Camera Songs: state of play

THE STATE OF PLAY

When I was a lad, too young to play on public school teams, I would ride my bicycle to Cherry Park to play touch or tackle sandlot football with a gaggle of other free range kids in the shadow of a giant, cast fiberglass statue of Peter Pan, donated to the city by the Peter Pan Peanut Butter people — of whose logo the statue bore a striking resemblance.

Outfitted in worn blue jeans, U.S. Keds, and ragtag, egalitarian tees and sweatshirts, we played in the rain, snow, and sleet, in the mud or on drought hardened soil, it made no difference. The most important thing to us was that we were free to play by our own rules, independent of parental supervision. Adults were not welcomed, and truth be told, I’m not aware of any grownups having ever expressed disappointment that they weren’t included.

This photo essay, “The State of Play”, is less, however, about my burnishing memories of the past than about how the present is predelicted to transform and capitalize on those memories, about how, for example, ”organized youth sports” today have rendered extinct the sandlot sports I played as a kid.

Today, the fiberglass statue of the Peter Pan Peanut Butter logo at Cherry Park, and the pedestal upon which it sat, is gone; the statue was stolen in the 1970’s. A childish prank speculated authorities.

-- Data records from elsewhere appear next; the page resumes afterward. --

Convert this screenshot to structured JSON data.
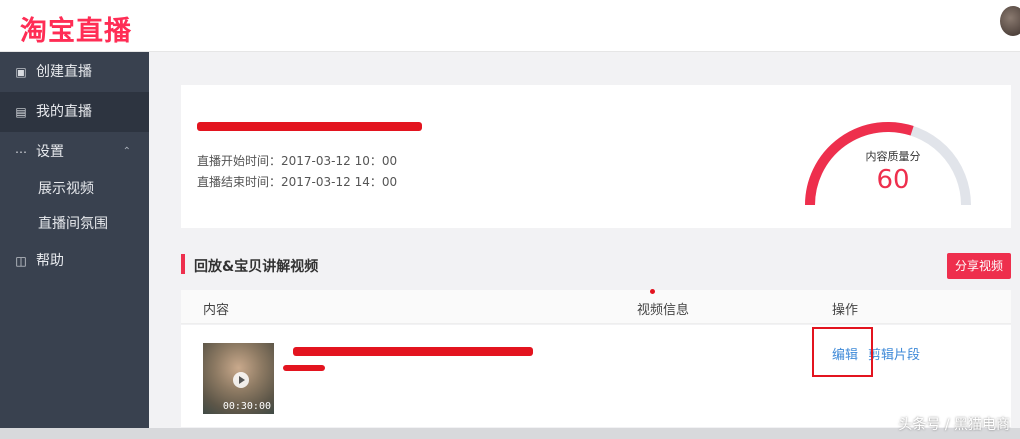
{
  "header": {
    "logo_text": "淘宝直播"
  },
  "sidebar": {
    "items": [
      {
        "label": "创建直播",
        "icon": "video-icon"
      },
      {
        "label": "我的直播",
        "icon": "list-icon"
      },
      {
        "label": "设置",
        "icon": "dots-icon"
      },
      {
        "label": "展示视频"
      },
      {
        "label": "直播间氛围"
      },
      {
        "label": "帮助",
        "icon": "book-icon"
      }
    ]
  },
  "live_card": {
    "title_redacted": true,
    "start_label": "直播开始时间：",
    "start_time": "2017-03-12 10：00",
    "end_label": "直播结束时间：",
    "end_time": "2017-03-12 14：00",
    "quality_label": "内容质量分",
    "quality_score": "60",
    "quality_fraction": 0.6
  },
  "section": {
    "title": "回放&宝贝讲解视频",
    "share_button": "分享视频"
  },
  "table": {
    "columns": [
      "内容",
      "视频信息",
      "操作"
    ],
    "rows": [
      {
        "duration": "00:30:00",
        "actions": [
          "编辑",
          "剪辑片段"
        ]
      }
    ]
  },
  "watermark": "头条号 / 黑猫电商",
  "colors": {
    "accent": "#ee2f4d",
    "sidebar": "#39414f",
    "link": "#3f8ad8"
  }
}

Decades later the crime remains unsolved.

City fathers have since upscaled and modernized the park; perhaps, some might say, it’s too genteel and civilized now, to the degree that no Peter Pan worth his salt would lower themselves to lead a merry band of Lost Boys into a place labeled an “urban retreat” on Google Maps.

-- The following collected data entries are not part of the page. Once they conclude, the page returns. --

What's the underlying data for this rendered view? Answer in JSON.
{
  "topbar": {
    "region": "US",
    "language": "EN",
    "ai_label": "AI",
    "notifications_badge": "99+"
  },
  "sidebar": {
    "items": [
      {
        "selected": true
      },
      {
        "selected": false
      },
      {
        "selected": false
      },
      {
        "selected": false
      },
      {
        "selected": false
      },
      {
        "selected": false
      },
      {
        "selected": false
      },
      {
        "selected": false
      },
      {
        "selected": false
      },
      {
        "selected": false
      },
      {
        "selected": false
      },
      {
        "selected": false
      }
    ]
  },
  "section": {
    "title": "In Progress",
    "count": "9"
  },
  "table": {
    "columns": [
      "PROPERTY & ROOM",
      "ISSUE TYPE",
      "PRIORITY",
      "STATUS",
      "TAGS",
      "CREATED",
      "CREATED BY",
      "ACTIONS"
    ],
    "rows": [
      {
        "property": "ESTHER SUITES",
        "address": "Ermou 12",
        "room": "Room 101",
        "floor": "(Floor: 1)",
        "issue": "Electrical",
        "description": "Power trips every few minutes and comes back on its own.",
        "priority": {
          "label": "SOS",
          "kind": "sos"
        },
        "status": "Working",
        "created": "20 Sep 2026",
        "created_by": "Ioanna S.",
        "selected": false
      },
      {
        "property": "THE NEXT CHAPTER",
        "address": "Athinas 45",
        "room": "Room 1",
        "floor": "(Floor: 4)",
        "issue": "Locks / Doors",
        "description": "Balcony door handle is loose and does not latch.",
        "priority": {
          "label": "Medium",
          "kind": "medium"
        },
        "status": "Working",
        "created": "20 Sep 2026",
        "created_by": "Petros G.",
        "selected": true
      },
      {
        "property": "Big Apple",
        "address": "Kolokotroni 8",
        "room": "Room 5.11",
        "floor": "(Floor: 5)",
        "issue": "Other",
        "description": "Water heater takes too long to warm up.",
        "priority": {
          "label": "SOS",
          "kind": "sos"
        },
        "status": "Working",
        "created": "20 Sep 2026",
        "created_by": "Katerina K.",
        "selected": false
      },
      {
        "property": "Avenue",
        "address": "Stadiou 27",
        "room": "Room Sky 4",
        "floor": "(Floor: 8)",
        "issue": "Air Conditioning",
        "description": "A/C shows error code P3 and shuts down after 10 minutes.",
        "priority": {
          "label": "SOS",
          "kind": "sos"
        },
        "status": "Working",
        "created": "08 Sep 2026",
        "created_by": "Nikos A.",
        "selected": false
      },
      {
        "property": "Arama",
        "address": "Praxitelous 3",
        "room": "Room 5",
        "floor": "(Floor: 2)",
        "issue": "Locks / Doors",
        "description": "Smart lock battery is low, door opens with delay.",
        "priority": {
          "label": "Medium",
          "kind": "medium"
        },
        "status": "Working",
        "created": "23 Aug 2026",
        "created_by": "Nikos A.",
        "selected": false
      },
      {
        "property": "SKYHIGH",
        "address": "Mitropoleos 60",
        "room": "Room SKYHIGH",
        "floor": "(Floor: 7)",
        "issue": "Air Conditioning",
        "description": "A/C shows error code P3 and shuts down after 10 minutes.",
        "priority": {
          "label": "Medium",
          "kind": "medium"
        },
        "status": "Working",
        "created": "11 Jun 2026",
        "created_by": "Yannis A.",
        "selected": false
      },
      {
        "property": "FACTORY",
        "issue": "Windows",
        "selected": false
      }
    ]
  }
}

Not to mention, otherwise, that, in Peter Pan’s fantastical reality, there have always been more pressing matters for him to consider than wrestling with the more complex consequences of everyone else changing around him while he remains the same: Mortal entanglement in continuously looping battles with the most persistent and nefarious of his foes, springs to mind.

These adversaries would be us, as adults, of course. Or, speaking metaphorically: that arch summary caricature of us, Captain James Hook.

For long the two enemies looked at one another, author J.M. Barrie
wrote of their commencing, Hook shuddering slightly,
and Peter with the strange smile upon his face.
”So, Pan,’ said Hook at last, “this is all your doing.”
”Aye, James Hook,” came the stern answer, “it is all my
doing.”
”Proud and insolent youth,” said Hook, “prepare to
meet thy doom.”
”Dark and sinister man,” Peter answered, “have at thee.”

And have at one another they have managed to do, savagely, in one guise or another for generations – and will continue to do so, I imagine, ad infinitum. For as Barrie, also, reminds us, as he sets out on the telling of his story, “All of this has happened before,” he writes, “and it will all happen again.”